На станции метро «Монпарнас-Бьенвеню» я почему-то снова стал думать о поэзии, возможно, потому, что виделся с Венсаном, а это всегда позволяло мне яснее осознать собственные границы: с одной стороны, границы творческие, но с другой — ещё и границы в любви. Надо сказать, что в этот момент я проходил мимо афиши «Поэзия в метро», а точнее, мимо афиши с текстом «Свободной любви» Андре Бретона; какое бы отвращение ни внушала сама личность Андре Бретона, каким бы дурацким ни было название — жалкий оксюморон, свидетельствовавший, во-первых, о лёгком размягчении мозга, а во-вторых, о рекламном чутьё, которым отличался сюрреализм и к которому он в конечном счёте и сводился, — факт остаётся фактом: в данном случае этот кретин написал очень красивые стихи. Однако я был не единственным, кто отнёсся к акции без особого восторга: через два дня, проходя мимо той же афиши, я увидел, что на ней красуется граффити: «Чем грузить нас вашей гребаной поэзией, лучше бы пустили побольше поездов в часы пик!», от чего у меня весь вечер было хорошее настроение и даже несколько выросла вера в себя: я, конечно, всего лишь комик, но я всё-таки комик!

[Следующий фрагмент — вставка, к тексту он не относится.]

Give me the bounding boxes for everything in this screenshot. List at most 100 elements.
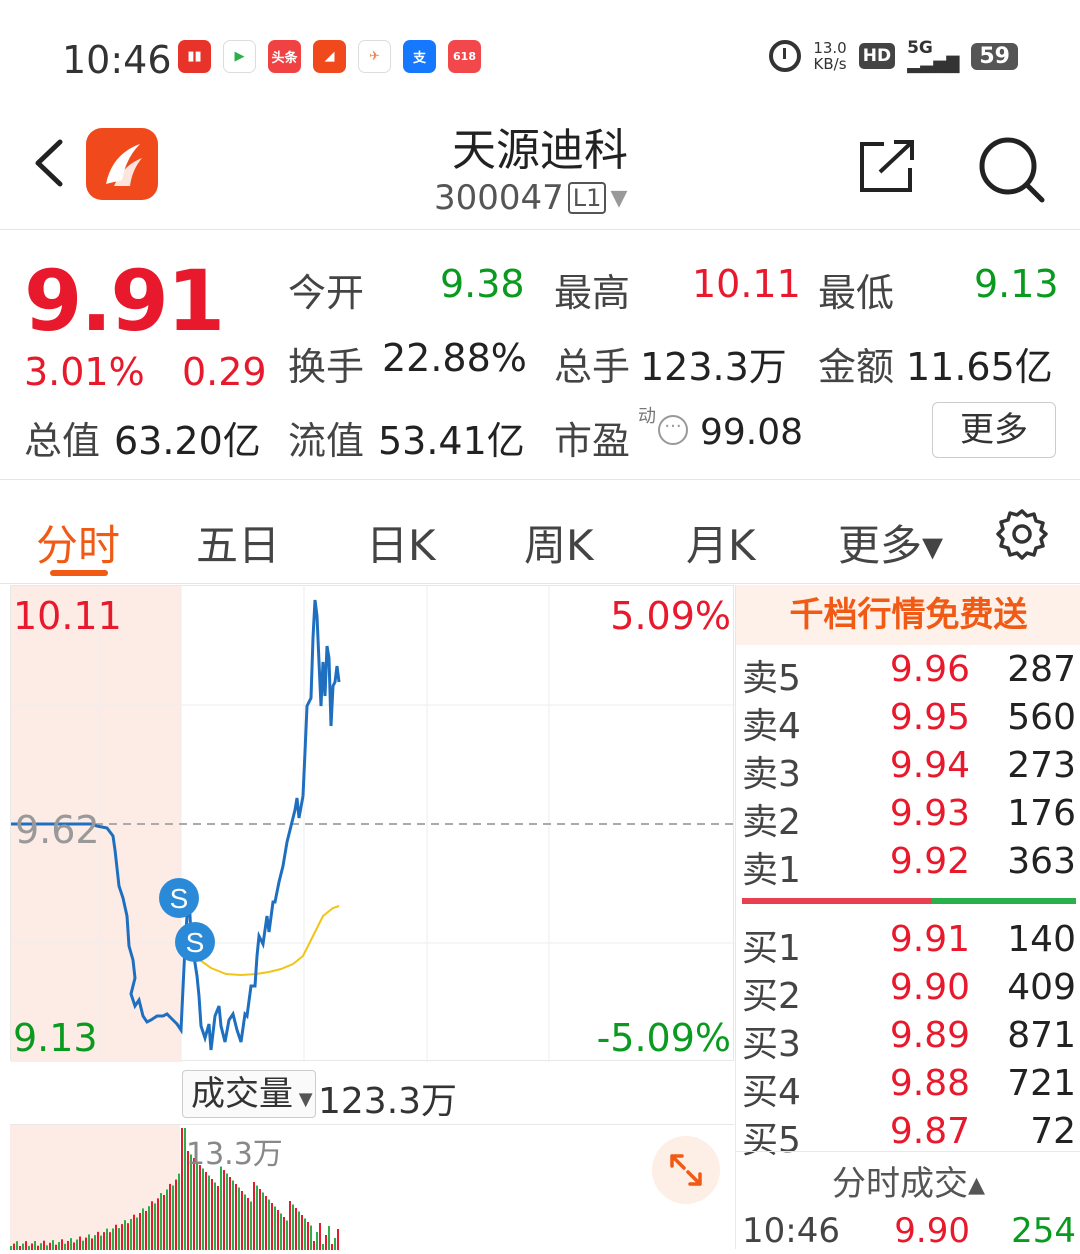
pct-down-axis-label: -5.09%: [596, 1016, 731, 1060]
volume-bar: [292, 1204, 294, 1250]
volume-bar: [64, 1243, 66, 1250]
stock-code-selector[interactable]: 300047 L1 ▼: [434, 178, 627, 218]
app5-icon: ✈: [358, 40, 391, 73]
tab-daily-k[interactable]: 日K: [366, 512, 436, 573]
volume-bar: [145, 1210, 147, 1250]
bid-label: 买3: [742, 1024, 801, 1065]
tab-weekly-k[interactable]: 周K: [524, 512, 594, 573]
volume-bar: [205, 1172, 207, 1250]
ask-volume: 176: [1007, 793, 1076, 834]
amount-label: 金额: [818, 345, 895, 389]
tab-more[interactable]: 更多▾: [838, 512, 943, 573]
level2-promo-banner[interactable]: 千档行情免费送: [736, 585, 1080, 645]
stock-header: 天源迪科 300047 L1 ▼: [0, 110, 1080, 230]
battery-icon: 59: [971, 42, 1018, 70]
volume-bar: [88, 1234, 90, 1250]
volume-bar: [298, 1211, 300, 1250]
mcap-value: 63.20亿: [114, 419, 261, 463]
status-time: 10:46: [62, 38, 172, 82]
volume-bar: [289, 1201, 291, 1250]
intraday-chart-svg: S S: [11, 586, 735, 1062]
notification-icons: ▮▮ ▶ 头条 ◢ ✈ 支 618: [178, 40, 481, 73]
volume-header: 成交量 ▼ 123.3万: [10, 1062, 734, 1124]
volume-bar: [256, 1185, 258, 1250]
volume-bar: [244, 1194, 246, 1250]
sell-marker-1-label: S: [170, 883, 189, 914]
open-label: 今开: [288, 271, 365, 315]
volume-max-label: 13.3万: [186, 1137, 283, 1172]
volume-bar: [148, 1206, 150, 1250]
volume-bar: [199, 1165, 201, 1250]
intraday-chart[interactable]: S S 10.11 9.62 9.13 5.09% -5.09%: [10, 585, 735, 1062]
bid-row-1: 买1 9.91 140: [742, 919, 1076, 969]
volume-bar: [202, 1168, 204, 1250]
alarm-icon: [769, 40, 802, 72]
indicator-selector[interactable]: 成交量 ▼: [182, 1070, 316, 1118]
volume-bar: [319, 1223, 321, 1250]
volume-bar: [106, 1228, 108, 1250]
expand-chart-button[interactable]: [652, 1136, 720, 1204]
tab-monthly-k[interactable]: 月K: [686, 512, 756, 573]
volume-bar: [334, 1238, 336, 1250]
tab-five-day[interactable]: 五日: [196, 512, 280, 573]
search-icon[interactable]: [976, 134, 1046, 204]
order-book: 千档行情免费送 卖5 9.96 287 卖4 9.95 560 卖3 9.94 …: [735, 585, 1080, 1251]
alipay-icon: 支: [403, 40, 436, 73]
volume-bar: [136, 1217, 138, 1250]
tick-volume: 254: [1011, 1211, 1076, 1251]
bid-row-2: 买2 9.90 409: [742, 967, 1076, 1017]
tab-intraday[interactable]: 分时: [36, 512, 120, 573]
more-dots-icon[interactable]: ···: [658, 415, 688, 445]
bid-label: 买4: [742, 1072, 801, 1113]
volume-chart[interactable]: 13.3万: [10, 1124, 734, 1250]
pe-label: 市盈: [554, 419, 631, 463]
more-button[interactable]: 更多: [932, 402, 1056, 458]
volume-bar: [316, 1232, 318, 1250]
volume-bar: [265, 1196, 267, 1250]
volume-chart-svg: [10, 1125, 339, 1250]
volume-bar: [172, 1185, 174, 1250]
sell-marker-2[interactable]: S: [175, 922, 215, 962]
volume-bar: [268, 1199, 270, 1250]
volume-bar: [328, 1226, 330, 1250]
app2-icon: ▶: [223, 40, 256, 73]
volume-bar: [142, 1208, 144, 1250]
volume-bar: [130, 1218, 132, 1250]
volume-bar: [226, 1173, 228, 1250]
low-label: 最低: [818, 271, 895, 315]
volume-bar: [13, 1243, 15, 1250]
settings-gear-icon[interactable]: [996, 508, 1048, 560]
bid-volume: 409: [1007, 967, 1076, 1008]
share-icon[interactable]: [858, 138, 916, 194]
high-label: 最高: [554, 271, 631, 315]
volume-bar: [154, 1203, 156, 1250]
volume-bar: [169, 1183, 171, 1250]
app1-icon: ▮▮: [178, 40, 211, 73]
sell-marker-1[interactable]: S: [159, 878, 199, 918]
volume-bar: [28, 1245, 30, 1250]
bid-row-3: 买3 9.89 871: [742, 1015, 1076, 1065]
volume-bar: [97, 1231, 99, 1250]
ask-row-3: 卖3 9.94 273: [742, 745, 1076, 795]
volume-bar: [211, 1179, 213, 1250]
tick-trades-toggle[interactable]: 分时成交▴: [736, 1151, 1080, 1211]
ask-volume: 560: [1007, 697, 1076, 738]
ask-volume: 273: [1007, 745, 1076, 786]
pe-dynamic-label: 动: [638, 406, 656, 427]
volume-bar: [70, 1238, 72, 1250]
ask-price: 9.92: [889, 841, 970, 882]
float-value: 53.41亿: [378, 419, 525, 463]
volume-bar: [250, 1201, 252, 1250]
volume-bar: [151, 1201, 153, 1250]
current-price: 9.91: [24, 252, 225, 350]
ask-row-4: 卖4 9.95 560: [742, 697, 1076, 747]
quote-panel: 9.91 3.01% 0.29 今开 9.38 最高 10.11 最低 9.13…: [0, 232, 1080, 480]
volume-bar: [241, 1191, 243, 1250]
high-price-axis-label: 10.11: [13, 594, 122, 638]
level-badge: L1: [567, 182, 607, 214]
bid-volume: 721: [1007, 1063, 1076, 1104]
ask-price: 9.94: [889, 745, 970, 786]
volume-bar: [139, 1213, 141, 1250]
volume-bar: [115, 1224, 117, 1250]
change-amount: 0.29: [182, 350, 267, 394]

Наутро после ужина у Венсана я предупредил администрацию «Лютеции», что оставляю номер за собой, вероятно, на несколько дней. Они восприняли эту новость весьма любезно, с понимающей улыбкой. В конце концов, я действительно был знаменитостью и имел полное право спускать свои бабки, накачиваясь «Александрой» в баре вместе с Филиппом Соллерсом или с Филиппом Буваром — разве что не с Филиппом Леотаром[68], тот уже умер; короче, с учётом моей известности я вполне мог быть допущен в любую из трех категорий Филиппов. Я мог провести ночь с какой-нибудь словенской шлюхой-транссексуалкой — в общем, мог вести блестящую светскую жизнь, не исключено, что этого от меня и ждали, обычно людям, чтобы прославиться, достаточно пары талантливых произведений, не больше, ведь тот факт, что у человека находится пара мыслей, которые он умеет высказать, сам по себе достаточно поразителен, а дальше они просто управляют собственным угасанием — кто сравнительно мирным, кто более мучительным, это уж как повезёт.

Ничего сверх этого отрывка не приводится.